Three years ago, when Menefee assumed the CIO post at The Schumacher Group, a $300 million-a-year company that manages hospital emergency departments and physicians, he immediately noted the amount of time his staff spent writing application code and maintaining the infrastructure to support it. He knew there had to be a better way.
"I walked into the CEO's office," recalls Menefee, "and said, 'Do you want to be a software development company, or do you want to be a medical management company supported by software?'"
That question jump-started the company's journey into the IT phenomenon known as cloud computing. Three years after signing on as a subscriber to Salesforce.com's flagship on-demand customer relationship management (CRM) application, Menefee estimates half of the business processes his IT staff supports now happen in the cloud.
In the future, it won't matter where your software lives. "As a matter of fact, if you have it on premise, you're short-changing yourself, because you're throwing half of your resources at supporting that server infrastructure," Menefee says.
Most CIOs continue to depend on those server infrastructures for a simple reason: They're not convinced cloud computing is ready for prime time. If the ramblings of cloud computing user groups are to be believed, the real question isn't whether the technology is reliable enough to pass muster with big corporate IT shops. The crucial question is whether it even matters.
For those weighing such concerns--and after the high-profile outages that hit Amazon.com's Simple Storage Service (S3) and Apple's first cloud computing effort, MobileMe, last month, many are--consider this posting of a Google user group member: "Anyone who thinks that the cloud, or even their own data center or infrastructure, should provide the reliability has it backward. If you want real reliability, write more resilient applications."
Think of it as a Clintonesque take on the digital age: It's not the infrastructure that matters, it's the applications, stupid.
Regardless of one's views on the readiness of cloud computing to meet corporate IT needs, it's a development that cannot be ignored.

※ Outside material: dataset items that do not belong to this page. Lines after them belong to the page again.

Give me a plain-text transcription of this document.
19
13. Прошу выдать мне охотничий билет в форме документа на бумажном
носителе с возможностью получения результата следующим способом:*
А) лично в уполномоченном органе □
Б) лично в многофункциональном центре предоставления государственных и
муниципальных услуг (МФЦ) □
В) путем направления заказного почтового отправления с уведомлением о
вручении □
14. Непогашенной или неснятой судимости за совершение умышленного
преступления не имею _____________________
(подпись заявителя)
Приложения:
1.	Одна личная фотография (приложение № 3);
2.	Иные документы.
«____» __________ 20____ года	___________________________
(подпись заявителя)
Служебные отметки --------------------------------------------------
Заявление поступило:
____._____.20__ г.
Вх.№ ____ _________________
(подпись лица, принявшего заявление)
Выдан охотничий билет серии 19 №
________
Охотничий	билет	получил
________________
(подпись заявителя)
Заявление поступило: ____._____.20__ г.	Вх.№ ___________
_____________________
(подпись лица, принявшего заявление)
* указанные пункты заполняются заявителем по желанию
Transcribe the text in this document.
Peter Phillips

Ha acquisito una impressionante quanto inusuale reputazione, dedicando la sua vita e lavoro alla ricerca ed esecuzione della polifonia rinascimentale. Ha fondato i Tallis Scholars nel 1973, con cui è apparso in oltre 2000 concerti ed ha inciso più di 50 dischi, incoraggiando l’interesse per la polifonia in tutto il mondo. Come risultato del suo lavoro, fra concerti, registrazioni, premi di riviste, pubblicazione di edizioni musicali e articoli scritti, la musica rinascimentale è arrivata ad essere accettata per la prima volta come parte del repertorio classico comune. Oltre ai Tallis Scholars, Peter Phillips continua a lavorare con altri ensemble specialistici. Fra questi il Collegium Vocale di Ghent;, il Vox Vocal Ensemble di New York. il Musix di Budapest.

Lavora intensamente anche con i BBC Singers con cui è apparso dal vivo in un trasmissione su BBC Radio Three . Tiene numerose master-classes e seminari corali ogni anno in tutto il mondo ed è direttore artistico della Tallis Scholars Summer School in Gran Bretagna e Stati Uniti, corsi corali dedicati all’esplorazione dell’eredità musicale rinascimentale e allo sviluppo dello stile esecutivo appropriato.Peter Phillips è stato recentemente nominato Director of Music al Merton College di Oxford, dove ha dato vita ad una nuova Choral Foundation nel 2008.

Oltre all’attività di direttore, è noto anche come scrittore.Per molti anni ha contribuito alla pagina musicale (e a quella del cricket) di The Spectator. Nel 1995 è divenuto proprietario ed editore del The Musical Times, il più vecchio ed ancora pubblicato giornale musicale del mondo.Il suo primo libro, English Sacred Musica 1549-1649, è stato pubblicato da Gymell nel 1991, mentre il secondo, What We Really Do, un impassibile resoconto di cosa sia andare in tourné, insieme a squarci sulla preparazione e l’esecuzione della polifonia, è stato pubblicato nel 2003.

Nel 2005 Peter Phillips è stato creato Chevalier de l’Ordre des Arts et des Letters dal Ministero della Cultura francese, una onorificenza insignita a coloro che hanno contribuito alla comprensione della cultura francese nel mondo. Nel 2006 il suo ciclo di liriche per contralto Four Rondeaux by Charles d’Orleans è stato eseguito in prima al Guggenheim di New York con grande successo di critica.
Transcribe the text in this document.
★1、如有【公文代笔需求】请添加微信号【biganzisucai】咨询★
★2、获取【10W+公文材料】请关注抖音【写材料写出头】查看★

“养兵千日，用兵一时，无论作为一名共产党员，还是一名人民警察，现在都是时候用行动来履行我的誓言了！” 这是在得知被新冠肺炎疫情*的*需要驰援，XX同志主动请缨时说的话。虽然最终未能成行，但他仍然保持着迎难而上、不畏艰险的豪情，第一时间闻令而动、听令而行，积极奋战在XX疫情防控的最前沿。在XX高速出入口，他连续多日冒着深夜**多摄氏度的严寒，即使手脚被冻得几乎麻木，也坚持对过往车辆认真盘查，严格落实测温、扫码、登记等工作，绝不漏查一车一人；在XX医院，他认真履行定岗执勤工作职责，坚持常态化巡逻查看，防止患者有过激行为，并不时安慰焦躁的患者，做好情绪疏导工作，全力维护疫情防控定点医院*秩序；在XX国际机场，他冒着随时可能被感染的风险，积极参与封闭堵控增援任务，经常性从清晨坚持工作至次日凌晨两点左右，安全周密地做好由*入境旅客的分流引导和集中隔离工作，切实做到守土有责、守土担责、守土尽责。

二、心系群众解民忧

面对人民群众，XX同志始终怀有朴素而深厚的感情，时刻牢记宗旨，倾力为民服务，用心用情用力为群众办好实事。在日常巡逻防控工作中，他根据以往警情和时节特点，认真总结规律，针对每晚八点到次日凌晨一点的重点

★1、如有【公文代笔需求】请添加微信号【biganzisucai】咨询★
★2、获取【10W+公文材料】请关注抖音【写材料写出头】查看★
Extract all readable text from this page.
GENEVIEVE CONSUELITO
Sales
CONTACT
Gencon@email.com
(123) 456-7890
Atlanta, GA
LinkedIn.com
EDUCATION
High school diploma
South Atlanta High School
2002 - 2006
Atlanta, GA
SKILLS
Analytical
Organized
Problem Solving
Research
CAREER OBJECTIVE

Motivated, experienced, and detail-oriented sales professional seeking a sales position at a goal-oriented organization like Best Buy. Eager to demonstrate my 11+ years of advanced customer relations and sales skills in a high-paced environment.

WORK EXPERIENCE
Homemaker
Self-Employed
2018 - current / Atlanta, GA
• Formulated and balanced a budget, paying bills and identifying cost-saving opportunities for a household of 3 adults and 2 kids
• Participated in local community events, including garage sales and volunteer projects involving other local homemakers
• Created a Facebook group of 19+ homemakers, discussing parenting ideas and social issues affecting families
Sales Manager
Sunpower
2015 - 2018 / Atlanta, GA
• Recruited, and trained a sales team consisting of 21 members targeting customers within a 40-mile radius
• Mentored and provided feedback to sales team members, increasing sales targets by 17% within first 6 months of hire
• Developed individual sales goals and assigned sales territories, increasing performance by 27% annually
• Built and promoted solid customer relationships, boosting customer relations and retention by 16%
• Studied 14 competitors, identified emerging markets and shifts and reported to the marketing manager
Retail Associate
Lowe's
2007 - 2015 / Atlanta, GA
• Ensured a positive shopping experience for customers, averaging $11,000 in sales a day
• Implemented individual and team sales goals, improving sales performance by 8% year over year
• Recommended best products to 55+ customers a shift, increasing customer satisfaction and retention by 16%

Like it or not, the idea of renting applications, development platforms, processing power, storage or any other cloud-enabled services has emerged as a replay of the Internet's rise as a business tool: It's a potentially game-changing technology that's expected to reshape IT over the next decade.
But IT executives are wary of cloud computing for reasons that go beyond the perception of unreliability. They're fearful that their data won't be safe in the hands of cloud providers; they're convinced they won't be able to manage cloud resources effectively; they're suspicious of providers that won't share details of the infrastructures supporting their cloud environments; and they're worried that the technology could threaten their own data centers, or even their staffs. Collectively, these fears are helping to hold back a cloud computing market that Merrill Lynch estimates could be worth $95 billion in five years.
More importantly, analysts say that if CIOs let these fears paralyze them, even temporarily, odds are they're just delaying the inevitable. In the meantime, business executives, salespeople and even rogue IT workers are using their corporate credit cards to tap their expense accounts or departmental budgets to pay for subscriptions to cloud services.
"If you're a large enterprise, somebody in your organization is using cloud computing, but they're not telling you," says James Staten, principal analyst at IT adviser Forrester Research. "So there's a good chance that in the next five years, you're going to inherit things that were born in the cloud anyway, and now you'll have to manage them."